Generate an SSH key

SSH keys provide a secure way for you to authenticate (log in) to a remote system. SSH keys come in two parts, a public portion of the key that you can share with anyone and the private portion that stays on your personal computer and should be kept secret. After you generate your SSH key pair, you should send the public portion of the key (id_rsa.pub) to Roberta Mazzoli to have it installed in your account.The process for creating an SSH key pair is different depending on your platform. 

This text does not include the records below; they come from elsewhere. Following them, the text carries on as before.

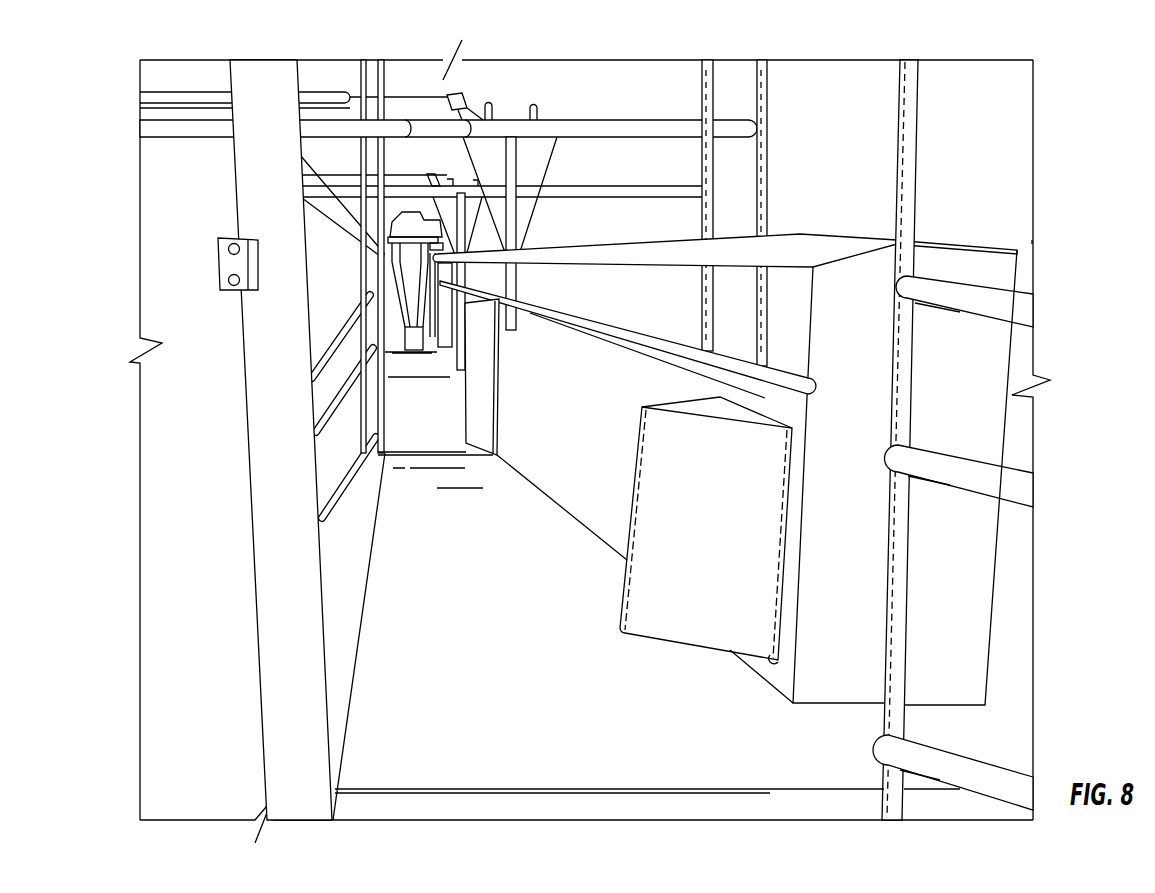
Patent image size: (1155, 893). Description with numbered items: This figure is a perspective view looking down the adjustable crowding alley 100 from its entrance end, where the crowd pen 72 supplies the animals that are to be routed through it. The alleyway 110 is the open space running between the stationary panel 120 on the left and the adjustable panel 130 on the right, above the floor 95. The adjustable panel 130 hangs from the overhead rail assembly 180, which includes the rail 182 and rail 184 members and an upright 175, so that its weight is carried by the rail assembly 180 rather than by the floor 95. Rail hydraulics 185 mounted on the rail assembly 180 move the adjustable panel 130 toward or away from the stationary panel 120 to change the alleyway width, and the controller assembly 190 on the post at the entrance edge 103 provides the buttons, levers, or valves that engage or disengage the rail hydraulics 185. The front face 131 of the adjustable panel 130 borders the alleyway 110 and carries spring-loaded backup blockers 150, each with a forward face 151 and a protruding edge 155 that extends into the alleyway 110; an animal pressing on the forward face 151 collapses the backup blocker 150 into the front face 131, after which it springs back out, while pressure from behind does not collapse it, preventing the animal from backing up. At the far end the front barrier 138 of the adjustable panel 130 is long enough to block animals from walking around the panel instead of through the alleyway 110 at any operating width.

The crowd pen 72 is at (880, 718).
The floor 95 is at (466, 525).
The adjustable crowding alley 100 is at (664, 99).
The entrance edge 103 is at (278, 437).
The alleyway 110 is at (380, 576).
The stationary panel 120 is at (342, 337).
The adjustable panel 130 is at (707, 370).
The front face 131 is at (610, 358).
The front barrier 138 is at (857, 273).
The backup blocker 150 is at (480, 355).
The forward face 151 is at (663, 477).
The protruding edge 155 is at (627, 513).
The vertical post 175 is at (712, 203).
The rail assembly 180 is at (583, 120).
The upper rail 182 is at (627, 120).
The lower rail 184 is at (610, 197).
The rail hydraulics 185 is at (460, 95).
The controller assembly 190 is at (233, 292).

Linux (or if you’re using Cygwin on Windows):

    • Open a terminal window or console and type the following command:
      ssh-keygen

You can accept the default answer for most of the questions but please enter a passphrase to protect your key.
When the key generation finishes, your public key will be in ~/.ssh/id_rsa.pub.

 

Mac:

    • Open a terminal window or console and type the following command:
      ssh-keygen -t rsa

You should accept the default answer for most of the questions, but please enter a passphrase to protect your key.
When the key generation finishes, your public key will be in ~/.ssh/id_rsa.pub.

 

Windows:

  1. Download Putty, Puttygen and Psftp from the following links:
  2. Open Puttygen by double clicking the program icon.  This will open a screen that lets you generate a new key.  Click on the button that says “Generate” to create a new key.  After you generate the key, there will be a text box at the top of the screen that says “Public key for pasting into OpenSSH authorized_keys file:”  Copy that text and email it to Roberta Mazzoli.  Click “Save Private Key” to store the private key file on your computer.
  3. Start Putty, and in the box that says “Hostname (or IP address)” enter “kenny.whoi.edu”.  Below that, there’s a box that says “Saved Sessions” where you can enter just “kenny” in the box.
  4. On the left side of the window, there will be a list of options.  Click on the “+” sign next to “SSH” to expand it, and then click on “Auth” in the expanded list. In the middle of the screen, there’s a box that says “Private key file for authentication:” with a button that says “Browse…” next to it.  Click the “Browse…” button, and find the key file that you saved from puttygen.exe.
  5. Scroll to the top of the list on the left side, click “Session” and then click “Save” in the middle of the screen. Now, whenever you start Putty, you should have an entry in the “Saved Sessions” list for kenny.
  6. Double click, and it should log you in.